A parte técnica importante aqui é o controle. Combina-se o uso de ondas infravermelhas de curto e médio comprimento com UV-A, de modo a se adequar ao perfil de cura do selante. As longitudes de onda ideais são escolhidas de acordo com a absorção pelo agente iniciador de cura, de modo que a energia seja utilizada para criar ligações químicas entre as moléculas do selante, em vez de apenas aquecer o material. É possível ajustar a potência de emissão de acordo com a velocidade de produção, e o perfil de irradiação é projetado para atingir uniformemente toda a área do selante, sem pontos quentes. O resultado é uma cura rápida e estável, mantendo o selante intacto e evitando impactos térmicos nas bordas do vidro.
Isso é importante porque melhora tanto a produtividade quanto a qualidade do produto. A janela de cura fica mais curta, permitindo que o selante secundário seja aplicado mais rapidamente, sem necessidade de espera. O aquecimento uniforme reduz as diferenças de temperatura ao longo da estrutura do vidro, diminuindo assim o risco de fissuras após cortes, perfurações ou dobras. Além disso, o consumo de energia também diminui, já que a energia é fornecida conforme necessário, em vez de pré-aquecer toda a estrutura. Em linhas de produção de grande volume, isso significa mais unidades produzidas por turno e menos produtos rejeitados devido a problemas de cura.

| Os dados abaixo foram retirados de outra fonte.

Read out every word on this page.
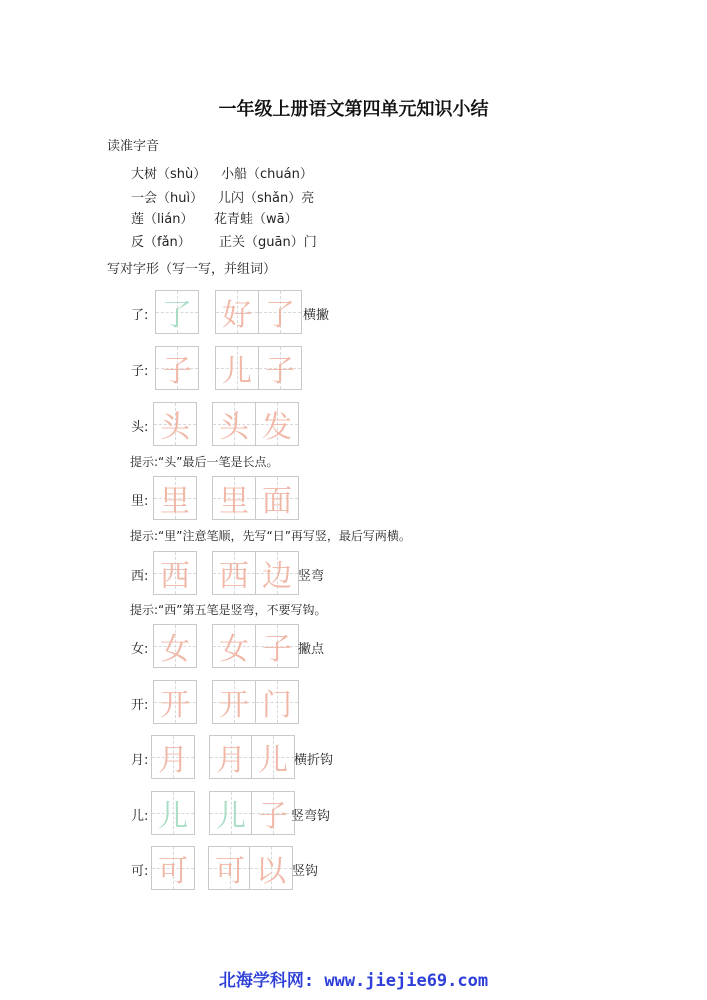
一年级上册语文第四单元知识小结
读准字音
大树（shù） 小船（chuán）
一会（huì） 儿闪（shǎn）亮
莲（lián） 花青蛙（wā）
反（fǎn） 正关（guān）门
写对字形（写一写，并组词）
了: 了 好 了 横撇
子: 子 儿 子
头: 头 头 发
提示:“头”最后一笔是长点。
里: 里 里 面
提示:“里”注意笔顺，先写“日”再写竖，最后写两横。
西: 西 西 边 竖弯
提示:“西”第五笔是竖弯，不要写钩。
女: 女 女 子 撇点
开: 开 开 门
月: 月 月 儿 横折钩
儿: 儿 儿 子 竖弯钩
可: 可 可 以 竖钩
北海学科网: www.jiejie69.com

Quanto aos detalhes práticos, a integração dos módulos depende de sua instalação correta e das distâncias entre eles. Os módulos devem ser posicionados de modo que seus feixes de luz cubram toda a área do selante, sem causar sombras causadas pelos espaçadores. Os refletores também precisam estar limpos, para que a irradiação ocorra exatamente onde é necessário. Para o uso de UV, é preciso garantir proteção adequada e sistemas de segurança – não há atalhos quando se trata da segurança dos operadores. É esperado que haja um período curto de ajustes para definir a potência, o tempo de exposição e o sistema de resfriamento, de acordo com as características químicas do selante e a geometria da estrutura do vidro. Uma vez ajustado, o processo permanece estável – mas isso não resolve problemas relacionados ao formato inadequado do selante ou superfícies contaminadas.